YORGUNLUK VE MUTSUZLUĞUN İLACI: SPOR
Mevsim değişikliğine bağlı olumsuz ruh haliyle başa çıkmak için seratonin ve endorfin salınımını artıran fiziksel aktiviteler yapmanızı öneriyorum. Çünkü yapacağınız her türlü fiziksel aktivite, enerjinizi ve pozitifliği geri kazanmanızda size yardımcı olur. Sonbahar rutinlerinizin arasına spor yapmayı mutlaka ekleyin. Özellikle havalar henüz soğumamışken, açık havada yürüyüşler yapmak size iyi gelebilir. Sporun dışında sevdiğiniz hobilere de yönelmeniz, sonbahar yorgunluğu ile mücadelenizde sizi dinç ve zinde tutmaya yardımcı olur. Mevsim geçişlerinde uyku sorunları da sık yaşanır. Unutmayın, kaliteli bir gece uykusu söz konusu değilse, sağlıklı bir hayat ve güzel yaşlanma süreci pek de mümkün değildir.
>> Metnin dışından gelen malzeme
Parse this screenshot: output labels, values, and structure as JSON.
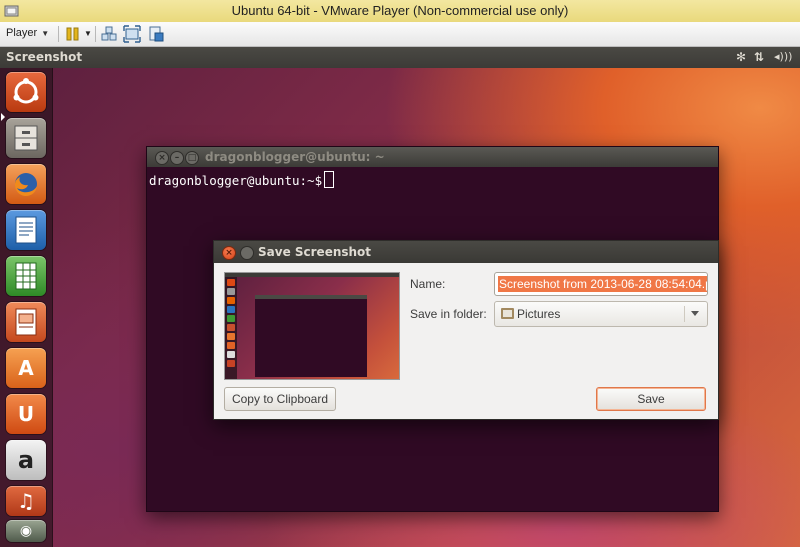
{
  "vmware": {
    "window_title": "Ubuntu 64-bit - VMware Player (Non-commercial use only)",
    "toolbar": {
      "player_label": "Player"
    }
  },
  "ubuntu_panel": {
    "title": "Screenshot",
    "indicators": {
      "bluetooth": "✻",
      "network": "⇅",
      "volume": "◂)))"
    }
  },
  "launcher": {
    "items": [
      {
        "name": "dash-home",
        "glyph": "◎",
        "color": "#dd4814"
      },
      {
        "name": "files",
        "glyph": "",
        "color": "#8e8a84"
      },
      {
        "name": "firefox",
        "glyph": "",
        "color": "#e66000"
      },
      {
        "name": "libreoffice-writer",
        "glyph": "",
        "color": "#2a74c0"
      },
      {
        "name": "libreoffice-calc",
        "glyph": "",
        "color": "#3d9b35"
      },
      {
        "name": "libreoffice-impress",
        "glyph": "",
        "color": "#c8502e"
      },
      {
        "name": "ubuntu-software-center",
        "glyph": "A",
        "color": "#e8752e"
      },
      {
        "name": "ubuntu-one",
        "glyph": "U",
        "color": "#e26226"
      },
      {
        "name": "amazon",
        "glyph": "a",
        "color": "#cfcfcf"
      },
      {
        "name": "ubuntu-one-music",
        "glyph": "",
        "color": "#c74225"
      },
      {
        "name": "screenshot-app",
        "glyph": "",
        "color": "#6f7a6b"
      }
    ]
  },
  "terminal": {
    "title": "dragonblogger@ubuntu: ~",
    "prompt": "dragonblogger@ubuntu:~$"
  },
  "dialog": {
    "title": "Save Screenshot",
    "name_label": "Name:",
    "name_value": "Screenshot from 2013-06-28 08:54:04.p",
    "folder_label": "Save in folder:",
    "folder_value": "Pictures",
    "copy_button": "Copy to Clipboard",
    "save_button": "Save"
  },
  "colors": {
    "ubuntu_orange": "#dd4814",
    "terminal_bg": "#300a24",
    "selection": "#f07746",
    "vmware_titlebar": "#f0e29a"
  }
}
Bu nedenle düzenli bir uyku sistemine bağlı kalmalı ve her gün aynı saatlerde uyumaya ve sabah aynı saatte kalkmaya dikkat etmelisiniz. Ayrıca günde 7-8 saat uyumaya da özen gösterin.
BAĞIŞIKLIK SİSTEMİNİZİ GÜÇLENDİRİN
Sonbahar aylarında yaşam kalitemizi düşüren şikâyetlerin yanı sıra bağışıklık sistemimizin zayıflaması gibi ciddi bir sorunla da karşılaşıyoruz. Ancak güzel haber şu ki, sonbahar yorgunluğu ile mücadele etmede bizlere yardımcı olan besinler, aynı zamanda bağışıklık sistemimizin güçlenmesine de destek oluyor. O nedenle aşağıda sizler için hazırladığım listeyi sofralarınızdan eksik etmeyin.
Kivi: C vitamini açısından zengindir. Sabahları ya da gün içinde tüketilen bir adet kivi, enerji vererek, metabolizmayı canlandırır.
Kuşkonmaz: Lif oranı yüksek bir sebzedir. A, B ve K vitamini ile magnezyum ve folik asit içerir. Bu özellikleriyle bağışıklık sistemini güçlendirir, dinç hissetmenizi sağlar.
Roka-Nane-Maydanoz: Bu yeşil yapraklı otlar, güçlü birer antioksidan ve zengin C vitamini kaynaklarıdır. Her öğün tüketmeye özen gösterin.
HEPSİ BİRER SAĞLIK KALKANI
Enginar: A, C vitamini, niasin, potasyum ve liften zengin içeriğiyle sindirim sisteminin iyi çalışmasını ve toksinlerin vücuttan atılmasını kolaylaştırır. Haftada 2 kez enginar tüketmeye özen gösterin. Enerjik hissetmenize yardımcı olacaktır.
Bezelye: Kalsiyum, demir ve potasyum açısından zengin olan bezelye, günlük mineral ihtiyacını karşılamanıza da destek olur. Ayrıca A ve B vitamini içeriğiyle bağışıklık sisteminizi kuvvetlendirir.
Ceviz-Badem-Fındık: E vitamini açısından zengin bu kuru yemişler, bağışıklık sisteminin korunmasında önemli bir rol üstlenir. Her gün 2 ceviz, 10 adet çiğ badem ya da 7 adet fındık tüketebilirsiniz.
Balık: Omega-3 yağ asitlerini beslenme listenize mutlaka eklemelisiniz. Özellikle somon ve uskumru, omega-3 açısından oldukça zengindir.
SAKİNLİK VE HUZUR VEREN MUHTEŞEM ÜÇLÜ
Yeşil çay: Yeşil çay, antioksidan özelliği sayesinde halsizliğe karşı etkilidir. Özellikle yemeklerden sonra içeceğiniz bu çay, sizi rahatlatarak, daha sakin ve huzurlu olmanıza yardımcı olur.
Melisa çayı: Stres hormonunun seviyesini azaltır ve rahatlatıcı etkiye sahiptir. Bilimsel çalışmalar, melisa çayının stres ve anksiyete semptomlarını hafifletebileceğini göstermektedir.
Fesleğen: Yoğurdun veya çorbanın içerisine bir tatlı kaşığı kuru fesleğen koymamız, mutluluğumuzun artmasını sağlar.